Well, from scouring the internet, I believe I saw a Stoat, which, is a first for me.

For your information, I attach an article published in the Guardian in June 2008, so that if you see “something” that could be a Weasel or a Stoat, you can work out which it was!

“These fearless little killers are easily confused. Stoats are bigger. “The weasel appears the size of a large mouse,” explains Dr Robbie McDonald, head of Wildlife Disease Ecology at the Central Science Laboratory at Woodchester Park. “A stoat is similar to a skinny squirrel, with a bristly black tip on the tail, which stays black even when the coat turns white.”

Once you get past superficial similarities, the uniqueness of the stoat is revealed: it can turn white in winter. “The advantage of this is that, as snow falls, the stoat is less likely to be spotted by a predator,” explains Jim Cokill, director of the Durham Wildlife Trust. “But with global warming and climate change there is less snow and stoats are losing that protection.”

Skinny, fast and vicious, weasels prey on small mammals – mice and voles. Stoats can manage rabbits and rats. Both kill by biting into the base of their prey’s skulls.

Stoats have a little secret. The females have delayed implantation, so a fertilised egg won’t start to develop until up to 10 months after mating. They are also reproductively mature from three weeks old, when they are still blind and naked. “So when an adult male enters a nest to mate with the adult female, he will also fertilise her nestling daughters. This means all females are pregnant from the day they leave the nest,” explains Dr McDonald. A weasel can have two litters a year. The stoat will only have one litter in the spring but can produce as many as 13 young. There are about 500,000 stoats, and the same number of weasels, across England.

Where they live

Both species can be found throughout Britain, in habitats ranging from lowland farmland and woodland, through to high moorland and bogs. Both the stoat and weasel live in dens or burrows taken over from their prey, such as rabbits and voles.

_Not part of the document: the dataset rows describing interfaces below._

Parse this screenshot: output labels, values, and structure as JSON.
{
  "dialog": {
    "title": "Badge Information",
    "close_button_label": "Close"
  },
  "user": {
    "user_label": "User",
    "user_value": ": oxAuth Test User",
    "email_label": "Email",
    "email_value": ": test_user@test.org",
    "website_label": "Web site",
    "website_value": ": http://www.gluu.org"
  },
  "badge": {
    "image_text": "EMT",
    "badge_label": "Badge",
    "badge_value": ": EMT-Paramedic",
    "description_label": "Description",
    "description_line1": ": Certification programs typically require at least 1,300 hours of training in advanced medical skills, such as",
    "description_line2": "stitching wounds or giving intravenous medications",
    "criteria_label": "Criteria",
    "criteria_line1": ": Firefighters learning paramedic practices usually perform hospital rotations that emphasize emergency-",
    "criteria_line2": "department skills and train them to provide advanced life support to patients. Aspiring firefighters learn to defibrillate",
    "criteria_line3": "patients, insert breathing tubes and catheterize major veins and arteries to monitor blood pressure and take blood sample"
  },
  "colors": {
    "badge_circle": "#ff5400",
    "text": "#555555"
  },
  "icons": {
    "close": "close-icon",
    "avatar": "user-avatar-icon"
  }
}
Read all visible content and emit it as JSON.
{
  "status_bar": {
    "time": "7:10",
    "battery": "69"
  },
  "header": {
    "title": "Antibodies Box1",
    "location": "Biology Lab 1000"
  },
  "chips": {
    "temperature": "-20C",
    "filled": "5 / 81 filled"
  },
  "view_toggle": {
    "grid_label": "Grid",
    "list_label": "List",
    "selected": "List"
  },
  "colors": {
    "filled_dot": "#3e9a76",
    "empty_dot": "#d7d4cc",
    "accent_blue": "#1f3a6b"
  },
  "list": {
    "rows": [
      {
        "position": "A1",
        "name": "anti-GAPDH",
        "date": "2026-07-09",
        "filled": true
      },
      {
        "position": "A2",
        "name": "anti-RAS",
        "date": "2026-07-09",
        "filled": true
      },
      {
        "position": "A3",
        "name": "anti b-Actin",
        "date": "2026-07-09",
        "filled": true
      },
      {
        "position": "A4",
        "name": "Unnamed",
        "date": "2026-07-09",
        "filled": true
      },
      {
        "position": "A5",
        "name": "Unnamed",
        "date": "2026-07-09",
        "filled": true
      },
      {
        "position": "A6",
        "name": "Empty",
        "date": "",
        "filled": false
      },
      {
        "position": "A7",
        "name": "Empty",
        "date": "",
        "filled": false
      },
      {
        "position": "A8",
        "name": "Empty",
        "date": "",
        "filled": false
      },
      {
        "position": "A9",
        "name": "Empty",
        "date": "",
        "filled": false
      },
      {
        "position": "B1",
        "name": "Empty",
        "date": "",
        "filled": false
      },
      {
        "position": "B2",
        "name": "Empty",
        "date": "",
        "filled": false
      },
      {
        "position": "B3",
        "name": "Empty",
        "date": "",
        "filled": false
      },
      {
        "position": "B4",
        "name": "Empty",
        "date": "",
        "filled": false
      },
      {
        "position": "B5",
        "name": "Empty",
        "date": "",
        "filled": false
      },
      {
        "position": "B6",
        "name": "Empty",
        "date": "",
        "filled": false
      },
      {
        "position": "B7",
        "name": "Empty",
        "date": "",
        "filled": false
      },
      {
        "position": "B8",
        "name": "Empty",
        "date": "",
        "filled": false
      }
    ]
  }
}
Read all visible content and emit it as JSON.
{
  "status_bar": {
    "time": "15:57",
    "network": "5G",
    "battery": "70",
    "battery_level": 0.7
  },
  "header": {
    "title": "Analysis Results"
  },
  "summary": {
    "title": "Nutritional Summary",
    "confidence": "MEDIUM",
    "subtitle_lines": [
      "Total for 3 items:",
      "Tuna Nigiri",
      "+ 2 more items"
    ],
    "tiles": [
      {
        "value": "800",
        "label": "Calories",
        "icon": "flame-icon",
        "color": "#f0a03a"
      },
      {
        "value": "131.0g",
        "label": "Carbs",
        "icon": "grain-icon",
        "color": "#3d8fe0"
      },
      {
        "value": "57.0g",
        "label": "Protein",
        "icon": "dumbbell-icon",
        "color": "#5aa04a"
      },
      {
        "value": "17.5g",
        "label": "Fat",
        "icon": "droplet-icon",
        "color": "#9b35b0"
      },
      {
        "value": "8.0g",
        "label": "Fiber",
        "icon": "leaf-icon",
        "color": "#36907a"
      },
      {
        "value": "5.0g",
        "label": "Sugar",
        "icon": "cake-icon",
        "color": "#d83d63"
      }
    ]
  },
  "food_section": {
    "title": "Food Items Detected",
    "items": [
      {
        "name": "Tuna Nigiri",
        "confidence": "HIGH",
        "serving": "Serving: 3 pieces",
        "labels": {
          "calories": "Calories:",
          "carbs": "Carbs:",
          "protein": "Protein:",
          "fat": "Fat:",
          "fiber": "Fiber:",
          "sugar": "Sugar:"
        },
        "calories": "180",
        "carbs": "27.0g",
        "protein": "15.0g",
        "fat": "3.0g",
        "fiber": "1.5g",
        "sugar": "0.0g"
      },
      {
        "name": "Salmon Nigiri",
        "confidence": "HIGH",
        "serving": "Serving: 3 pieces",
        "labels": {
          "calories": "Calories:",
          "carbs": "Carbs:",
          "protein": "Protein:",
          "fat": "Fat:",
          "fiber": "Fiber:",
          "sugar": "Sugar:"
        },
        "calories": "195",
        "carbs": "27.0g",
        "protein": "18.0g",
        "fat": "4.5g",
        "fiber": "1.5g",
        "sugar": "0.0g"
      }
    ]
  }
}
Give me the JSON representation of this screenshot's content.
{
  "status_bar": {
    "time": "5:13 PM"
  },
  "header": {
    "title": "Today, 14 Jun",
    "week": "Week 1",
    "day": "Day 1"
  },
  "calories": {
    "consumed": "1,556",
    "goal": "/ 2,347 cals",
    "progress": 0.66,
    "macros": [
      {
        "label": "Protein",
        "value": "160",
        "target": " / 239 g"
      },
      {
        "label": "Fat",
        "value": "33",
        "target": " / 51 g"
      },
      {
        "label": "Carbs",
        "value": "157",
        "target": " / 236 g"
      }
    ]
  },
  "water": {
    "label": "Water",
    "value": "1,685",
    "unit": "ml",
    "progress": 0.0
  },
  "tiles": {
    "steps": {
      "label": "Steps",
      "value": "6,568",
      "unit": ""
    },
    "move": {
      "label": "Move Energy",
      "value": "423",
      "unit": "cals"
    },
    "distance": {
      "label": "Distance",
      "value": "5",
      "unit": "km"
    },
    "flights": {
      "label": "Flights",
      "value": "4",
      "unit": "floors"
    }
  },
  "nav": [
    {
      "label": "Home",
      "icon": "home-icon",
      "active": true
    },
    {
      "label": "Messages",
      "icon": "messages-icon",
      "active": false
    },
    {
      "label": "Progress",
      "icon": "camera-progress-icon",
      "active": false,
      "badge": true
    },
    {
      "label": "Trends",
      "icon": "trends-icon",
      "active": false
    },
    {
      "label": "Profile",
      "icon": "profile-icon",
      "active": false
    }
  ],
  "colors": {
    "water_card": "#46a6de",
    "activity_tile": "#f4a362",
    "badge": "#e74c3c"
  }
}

Their long slim bodies are suited for life underground, so a stoat will sneak into a rabbit burrow and eat the young, then use the remaining fur to make a nest. Both animals are highly territorial and scent-mark their turf by leaving droppings and by rubbing scent glands on marking posts.

How to spot them

Usually you’ll just see a brown streak, running across the road, and you won’t know which it is. Both species hunt through day and night (they don’t hibernate and are even out hunting in and under the snow).


Stoat


Weasel

Did you know?

Ermine, the stoat’s winter coat, has traditionally been used on royal and judicial robes. The black spots are from the stoats’ black tails.”